From 2021-2022, I was working full-time as a software engineer at Kapwing, a cloud video editor. This was a really formative experience for me - it was my first real job, and I got to experience living in SF (I go to school in suburban PA, so it was a nice change of pace). You can read some of my reflections here. This post is more of a technical demo of the features I worked on while I was there.
Narrower Tracks
Previously, all of the tracks in the timeline were the same size. I was tasked with shrinking the size of static tracks (like images and text) in the timeline. This was one of the first projects I worked on, and although it looks pretty simple it was a really pain in the butt to get the "physics" of the tracks just right and covering all the edge cases.

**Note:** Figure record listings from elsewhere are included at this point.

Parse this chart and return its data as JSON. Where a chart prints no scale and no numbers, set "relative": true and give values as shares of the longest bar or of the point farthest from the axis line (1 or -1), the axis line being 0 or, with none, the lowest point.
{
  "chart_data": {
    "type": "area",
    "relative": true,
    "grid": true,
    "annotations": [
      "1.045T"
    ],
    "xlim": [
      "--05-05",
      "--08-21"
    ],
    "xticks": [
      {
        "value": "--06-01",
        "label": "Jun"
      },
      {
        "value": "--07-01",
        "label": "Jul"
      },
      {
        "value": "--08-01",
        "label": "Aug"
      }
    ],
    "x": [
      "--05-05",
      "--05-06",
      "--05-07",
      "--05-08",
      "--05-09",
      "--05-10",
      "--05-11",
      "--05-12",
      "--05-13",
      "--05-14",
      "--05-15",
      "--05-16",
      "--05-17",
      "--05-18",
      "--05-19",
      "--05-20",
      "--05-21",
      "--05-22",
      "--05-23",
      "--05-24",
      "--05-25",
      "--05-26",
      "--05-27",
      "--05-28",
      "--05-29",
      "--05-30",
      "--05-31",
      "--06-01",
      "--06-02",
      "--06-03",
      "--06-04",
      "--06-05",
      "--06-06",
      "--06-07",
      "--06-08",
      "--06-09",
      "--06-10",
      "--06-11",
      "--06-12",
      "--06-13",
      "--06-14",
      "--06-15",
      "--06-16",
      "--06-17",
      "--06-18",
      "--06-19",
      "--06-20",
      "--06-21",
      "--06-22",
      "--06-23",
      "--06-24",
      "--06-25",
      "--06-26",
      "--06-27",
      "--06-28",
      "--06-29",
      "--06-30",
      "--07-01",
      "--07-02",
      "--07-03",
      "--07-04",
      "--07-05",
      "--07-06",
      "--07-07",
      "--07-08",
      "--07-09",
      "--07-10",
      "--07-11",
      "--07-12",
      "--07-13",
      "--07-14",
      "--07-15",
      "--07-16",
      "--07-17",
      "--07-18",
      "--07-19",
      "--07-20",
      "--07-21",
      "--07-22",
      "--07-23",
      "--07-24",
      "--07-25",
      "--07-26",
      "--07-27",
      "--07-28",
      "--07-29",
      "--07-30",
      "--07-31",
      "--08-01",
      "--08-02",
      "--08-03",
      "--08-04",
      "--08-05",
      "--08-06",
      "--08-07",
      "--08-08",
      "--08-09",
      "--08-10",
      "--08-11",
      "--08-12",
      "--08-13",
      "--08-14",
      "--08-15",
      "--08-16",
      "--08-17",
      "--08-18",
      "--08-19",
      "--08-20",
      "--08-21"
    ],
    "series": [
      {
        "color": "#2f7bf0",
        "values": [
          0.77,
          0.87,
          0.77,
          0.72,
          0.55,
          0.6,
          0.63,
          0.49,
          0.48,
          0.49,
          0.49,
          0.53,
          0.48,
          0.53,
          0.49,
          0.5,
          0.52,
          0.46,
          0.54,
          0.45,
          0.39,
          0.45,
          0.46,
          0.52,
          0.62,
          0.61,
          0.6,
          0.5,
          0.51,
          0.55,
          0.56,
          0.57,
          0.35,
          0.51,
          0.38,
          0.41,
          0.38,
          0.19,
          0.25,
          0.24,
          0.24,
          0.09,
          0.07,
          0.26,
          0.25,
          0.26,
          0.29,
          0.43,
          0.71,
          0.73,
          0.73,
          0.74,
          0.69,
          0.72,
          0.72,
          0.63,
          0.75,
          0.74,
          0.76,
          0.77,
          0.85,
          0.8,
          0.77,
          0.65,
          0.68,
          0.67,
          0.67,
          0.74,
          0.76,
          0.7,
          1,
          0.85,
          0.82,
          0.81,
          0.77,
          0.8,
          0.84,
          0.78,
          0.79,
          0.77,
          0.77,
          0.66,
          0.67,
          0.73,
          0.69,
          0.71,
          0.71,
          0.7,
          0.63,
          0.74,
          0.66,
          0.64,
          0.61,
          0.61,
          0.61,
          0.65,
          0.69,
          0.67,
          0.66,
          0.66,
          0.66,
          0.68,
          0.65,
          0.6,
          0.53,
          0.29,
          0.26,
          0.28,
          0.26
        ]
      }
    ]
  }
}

Shapes, texts and images take up less space than video thumbnails
Box Select
This feature allows you to select multiple elements from the canvas or the timeline by holding and dragging with your cursor. I implemented a lightweight collision detection algorithm in JS that would check the box you created against the positions of the elements on the screen.
Moving Zoom
This was my first major full-stack feature. I implemented the Ken Burns effect on the client side (in the video editor) by changing the CSS of images over time. Then, on our backend, I had to implement it again using HTML canvas. Nailing the WYSIWYG (what you see is what you get) was tough on this one!
Drag and Drop
I used react-dnd
to implement a feature that allowed you to drag assets from the media library sidebar directly into the timeline or canvas.
Sound Effects Library
This was a fun one - I scraped a couple of popular sound effects youtube channels and created shortcuts to them in the editor.
SmartCut
A feature that automatically cuts the silence from your audio clip. Initially I wracked my brain trying to figure out how to do silence detection. I was studying complicated heuristics and even attempted to embed a ML model inside the editor. But eventually what worked the best was just going through the audio data and removing the portions that crossed a certain threshold. Sometimes a simple solution is best! (Disclaimer: I only designed the algorithm on this feature and did not implement the UI.)